Variation Due to Regularization Tractably Recovers Bayesian Deep Learning
James McInerney, Nathan Kallus
TL;DR
This work addresses epistemic uncertainty in large deep networks by introducing Regularization Variation (RegVar), a method that estimates predictive variance from the change in outputs when a small regularization term is added to the loss. RegVar achieves this without explicit Hessian inversion by defining a prediction-regularized MAP objective and, in its amortized form, scales to many inputs. The authors prove that RegVar recovers the linearized Laplace variance in the infinitesimal limit and demonstrate competitive to state-of-the-art uncertainty quantification methods on large language and vision models, with improvements in calibration and some out-of-distribution settings. These results suggest RegVar as a practical, scalable Bayesian deep learning tool that leverages existing training frameworks for enhanced uncertainty estimation in real-world applications.
Abstract
Uncertainty quantification in deep learning is crucial for safe and reliable decision-making in downstream tasks. Existing methods quantify uncertainty at the last layer or other approximations of the network which may miss some sources of uncertainty in the model. To address this gap, we propose an uncertainty quantification method for large networks based on variation due to regularization.
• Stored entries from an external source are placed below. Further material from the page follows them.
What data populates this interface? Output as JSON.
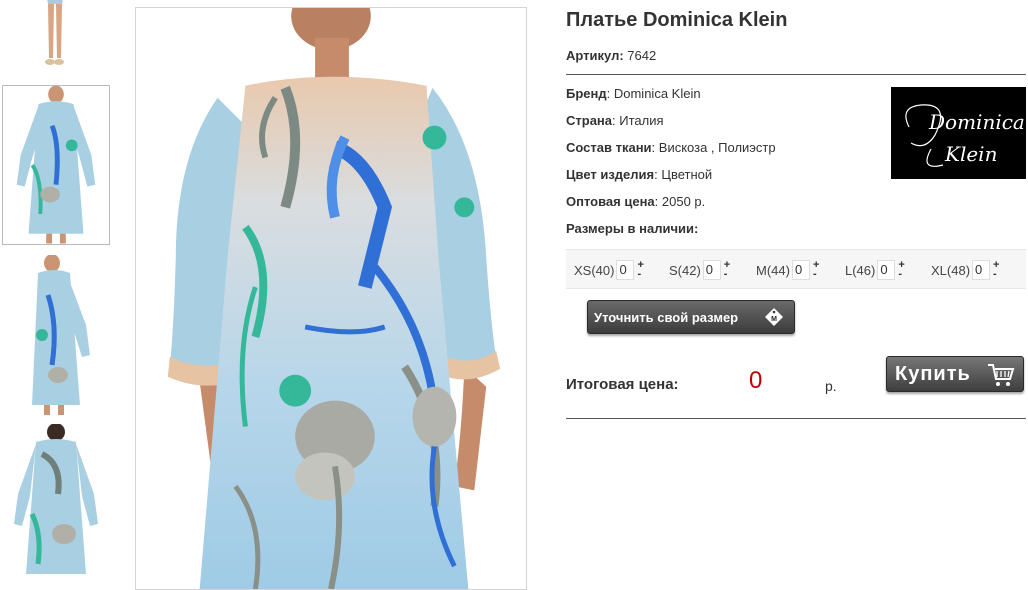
{
  "product": {
    "title": "Платье Dominica Klein",
    "article_label": "Артикул:",
    "article_value": "7642"
  },
  "details": {
    "brand_label": "Бренд",
    "brand_value": "Dominica Klein",
    "country_label": "Страна",
    "country_value": "Италия",
    "fabric_label": "Состав ткани",
    "fabric_value": "Вискоза , Полиэстр",
    "color_label": "Цвет изделия",
    "color_value": "Цветной",
    "price_label": "Оптовая цена",
    "price_value": "2050 р.",
    "sizes_label": "Размеры в наличии:"
  },
  "brand_logo": {
    "line1": "Dominica",
    "line2": "Klein"
  },
  "sizes": [
    {
      "label": "XS(40)",
      "qty": "0"
    },
    {
      "label": "S(42)",
      "qty": "0"
    },
    {
      "label": "M(44)",
      "qty": "0"
    },
    {
      "label": "L(46)",
      "qty": "0"
    },
    {
      "label": "XL(48)",
      "qty": "0"
    }
  ],
  "stepper": {
    "plus": "+",
    "minus": "-"
  },
  "size_button": {
    "label": "Уточнить свой размер",
    "tag": "M"
  },
  "total": {
    "label": "Итоговая цена:",
    "value": "0",
    "currency": "р."
  },
  "buy_button": {
    "label": "Купить"
  },
  "icons": {
    "size_tag": "size-tag-icon",
    "cart": "shopping-cart-icon"
  },
  "colors": {
    "price_red": "#c00000",
    "button_dark": "#3e3e3e",
    "dress_blue": "#a9cfe3",
    "dress_teal": "#35b89a",
    "iris_blue": "#2f6fd6"
  }
}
Essentially, predictions that are more (less) sensitive to the regularization of network parameters are less (more, respectively) certain. This principle can be implemented by deterministically tweaking the training loss during the fine-tuning phase and reflects confidence in the output as a function of all layers of the network. We show that regularization variation (RegVar) provides rigorous uncertainty estimates that, in the infinitesimal limit, exactly recover the Laplace approximation in Bayesian deep learning. We demonstrate its success in several deep learning architectures, showing it can scale tractably with the network size while maintaining or improving uncertainty quantification quality. Our experiments across multiple datasets show that RegVar not only identifies uncertain predictions effectively but also provides insights into the stability of learned representations.